“Making a living based primarily on commissions doesn’t make someone a bad person, but it does make them a salesperson.”
– Tony Isola
Just think about it…
Consider those who sell newsletters and magazines with stock tips, how to get rich flipping real estate; or tried and true trading techniques. If any of these purveyors actually had proprietary and valuable information that could reliably produce profits if acted upon – why in the world would they tell anyone about it? The much more lucrative path would be to use the technique itself rather than promote it to their competition!
One of the most fascinating examples of pure salesmanship is the financial news media. A network like CNBC has no other incentive beyond the mission to produce the highest possible ratings so that the advertisers can be charged the maximum amount possible. The goal is nothing more than to produce revenue for the parent company. So if you are CNBC and you wish to maximize the viewership, what do you do? If you have a basic understanding of human psychology, your content will prey on fear and greed and consist of lots of high decibel “pundits” making outrageous predictions and statements about specific stocks and markets in general. Most of these will be of the negative variety – market crash predictions will be routine. You will also make sure to convey how incredibly important every single piece of economic data is, no matter how trivial. You will have Roundtables, “Mad Money”, BREAKING NEWS, “Trading Nation”, and all kinds of daily silliness. And it will work, because human brains are wired to be uncomfortable with uncertainty. That is why viewers are instinctively drawn to people who espouse their opinions with extreme confidence.
“Well I think I’ve been in the top 5% of my age cohort all my life in understanding the power of incentives, and all my life I’ve underestimated it. And never a year passes but I get some surprise that pushed my limit a little farther.”
– Charlie Munger
Incentives and Correlations
One book that I enjoyed reading is Freakonomics, a popular and perhaps somewhat controversial book written over a decade ago by a pair of economists that took an entertaining and unconventional look at causes and effects in certain quirky topics in everyday life. It examines the influence and prevalence of incentives and correlations, in areas that we may never have ever considered them.
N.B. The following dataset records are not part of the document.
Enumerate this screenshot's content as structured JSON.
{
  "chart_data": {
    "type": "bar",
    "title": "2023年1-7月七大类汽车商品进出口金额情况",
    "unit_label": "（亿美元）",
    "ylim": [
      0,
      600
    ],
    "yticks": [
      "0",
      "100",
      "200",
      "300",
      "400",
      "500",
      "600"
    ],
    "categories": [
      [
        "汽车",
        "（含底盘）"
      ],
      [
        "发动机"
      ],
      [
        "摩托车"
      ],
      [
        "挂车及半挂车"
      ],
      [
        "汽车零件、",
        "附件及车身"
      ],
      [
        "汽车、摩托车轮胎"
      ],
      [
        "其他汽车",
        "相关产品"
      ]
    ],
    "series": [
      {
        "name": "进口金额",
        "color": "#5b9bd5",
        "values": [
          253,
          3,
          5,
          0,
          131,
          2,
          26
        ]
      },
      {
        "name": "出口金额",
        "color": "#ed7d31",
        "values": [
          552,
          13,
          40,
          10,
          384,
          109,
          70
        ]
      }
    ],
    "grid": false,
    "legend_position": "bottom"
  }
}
For example, the authors make the case that real estate agents routinely will convince sellers to lower the home price in order to maximize the chance of selling the home, knowing that the house should sell for the higher price. In this case a transaction occurring at all is far more important to the agent than waiting for a potential sale at a slightly higher price that would be meaningful for the seller, but nets very little additional commission for the agent. Data shows that real estate agents leave their houses on the market longer than those of their clients, and they get higher sales prices as a result. The implication is that agents may tend to prey on the fear of a seller not getting a transaction done at all, at the expense of a lower sale price for the homeowner. Regardless of whether or not this occurs, it does point out the real difference in incentives in a scenario where an agent represents a seller but may not have interests that are as well aligned as one may assume on the surface.
In financial product sales, “information asymmetry” is often combined with an effort to prey on human greed or fear. Information asymmetry exists when one party to a transaction has much more or better information that the other (think of a car salesperson or a funeral director). All too often a high commission financial product is sold in conjunction with the promise of protection against a pending crash; or alternatively, a high fee product is sold in tandem with the suggestion of huge upside potential. Information asymmetry is commonly found in situations where non-trivial costs are embedded inside of a financial product and either lightly disclosed or not at all. Many expensive funds and annuities are sold this way. Our advice is to pay close attention to the incentives: how does the person on the other side of this transaction get paid or otherwise benefit?
Of course, full transparency and knowledge of fees, costs, and compensation would be ideal for investors, although unsurprisingly the industry has lobbied against this for years and years. Information asymmetry often produces a negative outcome for one of the parties, and when coupled with poorly aligned incentives it can be a recipe for disaster.
As always, thank you for your trust and confidence in us. Your feedback is always welcome.